Witam.
Ostatnio rozglądam się za mieszkaniem i znalazłem w sumie fajne mieszkanie w bloku z 1996 roku mającym 3 piętra i wykonanym prawdopodobnie z cegły (chodzi tu o ogólnie pojętą cegłę w ogłoszeniach, więc może być to silikat itd. nie wiem) albo systemem mieszanym. W każdym razie na klatce schodowej zauważyłem, że widać pęknięcia, ale są one powtarzalne na każdym piętrze i wyglądają jakby szły idealnie po linii podłogi w mieszkania na danej kondygnacji. Można jakby zobaczyć delikatny obrys mieszkania. Same pęknięcia nie są może głębokie, a uwagę przykuwają głównie tym, że w miejscu gdzie do nich doszło odprysnęła farba emaliowa. W samym mieszkaniu nie widziałem już jakiś widocznych pęknięć, ale było ono raz, że umeblowane, a dwa, że malowane ponoć 1,5 roku temu, więc mogłem sporo przeoczyć. Poza tym na klatce widziałem tez, że jej sufit ma widoczne podłużne równoległe pęknięcia zupełnie jak w w wielkiej płycie. Właściciel na dodatek uczciwie przyznał, że co kilka lat spółdzielnia cyklicznie "szpachluje" pęknięcia w elewacji budynku.
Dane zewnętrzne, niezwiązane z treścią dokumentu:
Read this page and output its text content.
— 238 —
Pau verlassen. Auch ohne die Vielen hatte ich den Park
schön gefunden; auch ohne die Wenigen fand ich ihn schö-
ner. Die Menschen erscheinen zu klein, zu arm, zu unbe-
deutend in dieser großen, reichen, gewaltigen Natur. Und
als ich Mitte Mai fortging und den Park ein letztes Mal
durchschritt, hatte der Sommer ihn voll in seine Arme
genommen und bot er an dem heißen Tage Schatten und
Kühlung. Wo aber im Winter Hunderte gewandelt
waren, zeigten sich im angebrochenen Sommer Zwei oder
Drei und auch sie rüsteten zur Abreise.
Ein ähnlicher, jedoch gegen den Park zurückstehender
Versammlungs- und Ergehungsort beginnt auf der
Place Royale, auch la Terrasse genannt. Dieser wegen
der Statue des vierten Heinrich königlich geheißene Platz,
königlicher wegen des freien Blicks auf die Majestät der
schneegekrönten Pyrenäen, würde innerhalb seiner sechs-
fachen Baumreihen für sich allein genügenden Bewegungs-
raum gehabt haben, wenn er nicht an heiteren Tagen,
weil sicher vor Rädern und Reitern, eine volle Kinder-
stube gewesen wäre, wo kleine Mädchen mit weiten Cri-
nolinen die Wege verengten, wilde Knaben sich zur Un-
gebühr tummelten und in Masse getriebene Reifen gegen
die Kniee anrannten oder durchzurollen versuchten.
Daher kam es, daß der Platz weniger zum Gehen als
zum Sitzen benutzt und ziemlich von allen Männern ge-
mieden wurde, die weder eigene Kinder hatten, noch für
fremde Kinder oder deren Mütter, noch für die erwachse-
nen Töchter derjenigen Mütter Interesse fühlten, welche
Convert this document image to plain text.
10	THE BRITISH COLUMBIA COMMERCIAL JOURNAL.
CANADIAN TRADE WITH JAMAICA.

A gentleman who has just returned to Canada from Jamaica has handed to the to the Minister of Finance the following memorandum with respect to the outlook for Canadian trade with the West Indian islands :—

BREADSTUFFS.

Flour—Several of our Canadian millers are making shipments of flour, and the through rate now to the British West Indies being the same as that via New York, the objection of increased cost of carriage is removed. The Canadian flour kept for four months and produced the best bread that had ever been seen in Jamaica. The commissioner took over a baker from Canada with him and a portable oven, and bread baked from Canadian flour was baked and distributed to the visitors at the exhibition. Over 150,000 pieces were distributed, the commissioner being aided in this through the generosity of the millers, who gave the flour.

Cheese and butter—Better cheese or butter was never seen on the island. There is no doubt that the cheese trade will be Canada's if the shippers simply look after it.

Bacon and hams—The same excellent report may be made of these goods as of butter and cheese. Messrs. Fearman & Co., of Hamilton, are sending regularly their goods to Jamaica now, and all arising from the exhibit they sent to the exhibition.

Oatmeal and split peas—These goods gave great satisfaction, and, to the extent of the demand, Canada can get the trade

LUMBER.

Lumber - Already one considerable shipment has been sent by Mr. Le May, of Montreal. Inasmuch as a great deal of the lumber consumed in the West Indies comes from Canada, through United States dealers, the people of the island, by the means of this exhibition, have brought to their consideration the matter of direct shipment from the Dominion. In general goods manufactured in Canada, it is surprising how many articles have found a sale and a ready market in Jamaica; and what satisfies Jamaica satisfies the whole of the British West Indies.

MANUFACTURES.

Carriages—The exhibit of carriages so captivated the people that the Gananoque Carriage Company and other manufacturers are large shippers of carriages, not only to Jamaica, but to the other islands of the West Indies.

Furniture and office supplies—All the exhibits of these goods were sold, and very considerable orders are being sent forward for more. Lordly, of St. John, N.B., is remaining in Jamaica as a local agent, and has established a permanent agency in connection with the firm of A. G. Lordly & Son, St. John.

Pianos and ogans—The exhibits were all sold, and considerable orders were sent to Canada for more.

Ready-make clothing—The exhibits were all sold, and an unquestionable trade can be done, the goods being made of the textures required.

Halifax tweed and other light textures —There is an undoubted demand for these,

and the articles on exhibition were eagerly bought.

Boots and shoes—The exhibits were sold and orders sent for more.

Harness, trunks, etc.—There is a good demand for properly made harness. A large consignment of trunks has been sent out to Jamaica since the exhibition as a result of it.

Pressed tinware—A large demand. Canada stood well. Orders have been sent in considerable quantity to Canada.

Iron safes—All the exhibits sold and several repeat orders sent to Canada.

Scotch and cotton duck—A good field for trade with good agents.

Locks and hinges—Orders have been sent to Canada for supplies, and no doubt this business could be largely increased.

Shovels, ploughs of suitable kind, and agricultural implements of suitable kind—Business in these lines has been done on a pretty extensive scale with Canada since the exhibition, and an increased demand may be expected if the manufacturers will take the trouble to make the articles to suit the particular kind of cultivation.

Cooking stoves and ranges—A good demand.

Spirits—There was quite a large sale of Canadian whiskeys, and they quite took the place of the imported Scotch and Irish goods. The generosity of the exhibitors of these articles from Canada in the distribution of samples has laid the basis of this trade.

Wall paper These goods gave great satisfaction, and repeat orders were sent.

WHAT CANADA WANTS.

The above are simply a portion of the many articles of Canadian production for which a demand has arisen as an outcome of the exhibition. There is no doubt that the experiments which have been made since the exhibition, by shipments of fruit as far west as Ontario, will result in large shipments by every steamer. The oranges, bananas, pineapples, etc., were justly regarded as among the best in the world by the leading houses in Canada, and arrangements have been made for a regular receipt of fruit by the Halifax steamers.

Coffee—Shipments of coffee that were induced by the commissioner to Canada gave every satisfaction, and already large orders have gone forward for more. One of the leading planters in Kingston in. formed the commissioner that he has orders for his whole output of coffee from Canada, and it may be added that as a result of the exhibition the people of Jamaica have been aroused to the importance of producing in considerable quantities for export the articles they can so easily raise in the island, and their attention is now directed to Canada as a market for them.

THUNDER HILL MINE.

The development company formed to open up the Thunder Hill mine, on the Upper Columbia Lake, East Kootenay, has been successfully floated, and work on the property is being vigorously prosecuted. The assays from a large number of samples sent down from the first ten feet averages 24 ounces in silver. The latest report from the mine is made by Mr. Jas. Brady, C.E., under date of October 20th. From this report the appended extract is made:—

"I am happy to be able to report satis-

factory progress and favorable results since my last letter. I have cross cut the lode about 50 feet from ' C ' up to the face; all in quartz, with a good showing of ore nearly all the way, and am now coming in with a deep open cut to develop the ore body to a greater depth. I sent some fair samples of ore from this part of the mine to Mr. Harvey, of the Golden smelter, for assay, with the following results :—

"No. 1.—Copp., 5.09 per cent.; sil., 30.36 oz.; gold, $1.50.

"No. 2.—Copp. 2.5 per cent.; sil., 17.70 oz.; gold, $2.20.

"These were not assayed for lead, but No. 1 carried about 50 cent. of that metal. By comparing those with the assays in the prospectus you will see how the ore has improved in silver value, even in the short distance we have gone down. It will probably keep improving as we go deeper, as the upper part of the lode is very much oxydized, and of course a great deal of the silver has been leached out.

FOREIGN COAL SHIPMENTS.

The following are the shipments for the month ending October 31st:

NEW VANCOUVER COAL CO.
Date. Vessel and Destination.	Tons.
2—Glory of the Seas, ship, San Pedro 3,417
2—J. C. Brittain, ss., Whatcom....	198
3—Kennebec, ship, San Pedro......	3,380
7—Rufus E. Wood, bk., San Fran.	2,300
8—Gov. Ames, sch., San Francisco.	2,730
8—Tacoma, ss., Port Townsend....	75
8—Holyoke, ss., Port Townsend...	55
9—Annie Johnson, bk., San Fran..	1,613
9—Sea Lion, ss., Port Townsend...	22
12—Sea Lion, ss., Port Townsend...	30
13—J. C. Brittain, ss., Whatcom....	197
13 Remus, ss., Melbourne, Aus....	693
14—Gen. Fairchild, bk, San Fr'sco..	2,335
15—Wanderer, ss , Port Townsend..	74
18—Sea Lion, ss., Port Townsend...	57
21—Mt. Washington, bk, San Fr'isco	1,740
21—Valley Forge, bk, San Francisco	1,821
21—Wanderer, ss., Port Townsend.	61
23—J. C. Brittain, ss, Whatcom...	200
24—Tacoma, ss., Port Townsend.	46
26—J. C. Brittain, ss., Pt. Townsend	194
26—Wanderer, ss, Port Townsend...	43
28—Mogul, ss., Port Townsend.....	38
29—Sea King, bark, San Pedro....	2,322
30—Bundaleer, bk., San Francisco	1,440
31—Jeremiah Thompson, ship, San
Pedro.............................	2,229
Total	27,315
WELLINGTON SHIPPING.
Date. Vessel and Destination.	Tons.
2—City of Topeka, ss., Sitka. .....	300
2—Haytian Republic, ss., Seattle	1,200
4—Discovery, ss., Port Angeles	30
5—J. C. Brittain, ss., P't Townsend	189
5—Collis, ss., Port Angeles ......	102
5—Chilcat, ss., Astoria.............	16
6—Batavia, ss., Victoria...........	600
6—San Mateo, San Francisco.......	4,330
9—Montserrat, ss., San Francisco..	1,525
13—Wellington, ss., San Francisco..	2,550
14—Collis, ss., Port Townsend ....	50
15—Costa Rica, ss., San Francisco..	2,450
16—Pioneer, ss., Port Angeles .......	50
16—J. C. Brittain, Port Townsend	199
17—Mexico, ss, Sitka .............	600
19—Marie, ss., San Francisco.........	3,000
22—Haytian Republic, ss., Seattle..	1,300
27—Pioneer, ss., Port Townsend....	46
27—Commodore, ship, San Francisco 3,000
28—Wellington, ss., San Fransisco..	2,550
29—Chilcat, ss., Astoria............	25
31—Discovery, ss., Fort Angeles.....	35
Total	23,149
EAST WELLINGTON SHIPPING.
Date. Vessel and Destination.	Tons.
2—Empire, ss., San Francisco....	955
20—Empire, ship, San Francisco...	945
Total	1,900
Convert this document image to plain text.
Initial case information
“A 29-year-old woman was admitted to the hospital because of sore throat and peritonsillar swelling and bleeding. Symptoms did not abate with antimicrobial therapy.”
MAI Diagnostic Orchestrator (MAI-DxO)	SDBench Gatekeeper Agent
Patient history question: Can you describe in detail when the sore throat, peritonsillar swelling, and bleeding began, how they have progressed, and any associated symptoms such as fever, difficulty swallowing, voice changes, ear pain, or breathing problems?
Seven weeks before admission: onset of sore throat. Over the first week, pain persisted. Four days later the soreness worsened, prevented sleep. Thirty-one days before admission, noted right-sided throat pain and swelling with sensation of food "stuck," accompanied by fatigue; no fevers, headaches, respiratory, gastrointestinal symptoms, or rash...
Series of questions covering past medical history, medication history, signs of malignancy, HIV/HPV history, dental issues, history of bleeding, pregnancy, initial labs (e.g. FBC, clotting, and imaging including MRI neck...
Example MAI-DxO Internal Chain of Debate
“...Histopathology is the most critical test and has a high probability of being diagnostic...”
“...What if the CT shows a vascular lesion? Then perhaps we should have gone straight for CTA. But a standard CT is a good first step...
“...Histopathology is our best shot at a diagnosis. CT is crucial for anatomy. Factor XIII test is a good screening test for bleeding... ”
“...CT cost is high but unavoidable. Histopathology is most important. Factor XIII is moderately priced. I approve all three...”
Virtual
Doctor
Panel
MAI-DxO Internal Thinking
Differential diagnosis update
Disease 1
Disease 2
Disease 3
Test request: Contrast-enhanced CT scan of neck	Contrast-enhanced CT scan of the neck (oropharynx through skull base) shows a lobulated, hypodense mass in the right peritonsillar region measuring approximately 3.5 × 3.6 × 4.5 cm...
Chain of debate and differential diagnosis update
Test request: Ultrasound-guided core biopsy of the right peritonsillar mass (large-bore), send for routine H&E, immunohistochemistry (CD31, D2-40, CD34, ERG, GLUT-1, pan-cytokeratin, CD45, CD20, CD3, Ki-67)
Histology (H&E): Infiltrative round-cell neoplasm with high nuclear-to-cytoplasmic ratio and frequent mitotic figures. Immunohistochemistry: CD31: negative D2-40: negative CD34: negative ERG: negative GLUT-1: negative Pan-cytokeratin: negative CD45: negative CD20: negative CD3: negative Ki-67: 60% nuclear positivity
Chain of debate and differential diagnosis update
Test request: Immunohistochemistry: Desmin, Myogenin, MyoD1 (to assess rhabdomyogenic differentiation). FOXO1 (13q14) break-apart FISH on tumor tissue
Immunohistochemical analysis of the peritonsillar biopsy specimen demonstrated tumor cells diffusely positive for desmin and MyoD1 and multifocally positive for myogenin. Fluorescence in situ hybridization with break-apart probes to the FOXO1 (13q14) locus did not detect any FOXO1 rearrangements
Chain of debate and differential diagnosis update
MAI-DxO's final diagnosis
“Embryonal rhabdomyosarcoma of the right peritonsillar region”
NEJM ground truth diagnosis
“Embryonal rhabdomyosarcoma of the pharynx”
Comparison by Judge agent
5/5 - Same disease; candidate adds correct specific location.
Widziałem kilka takich pęknięć w elewacji tego budynku i przynajmniej na moje oko nie wyglądały jakoś nadzwyczajnie - spotykałem się już z takimi w budynkach >5lat.
Moje pytanie dotyczy tego co to może być?
Czy tego typu pęknięcia są czymś normalnym czy raczej świadczą o poważnych wadach budynku?
Czy owe interwencje spółdzielni ze szpachlą powinny budzić podejrzenia?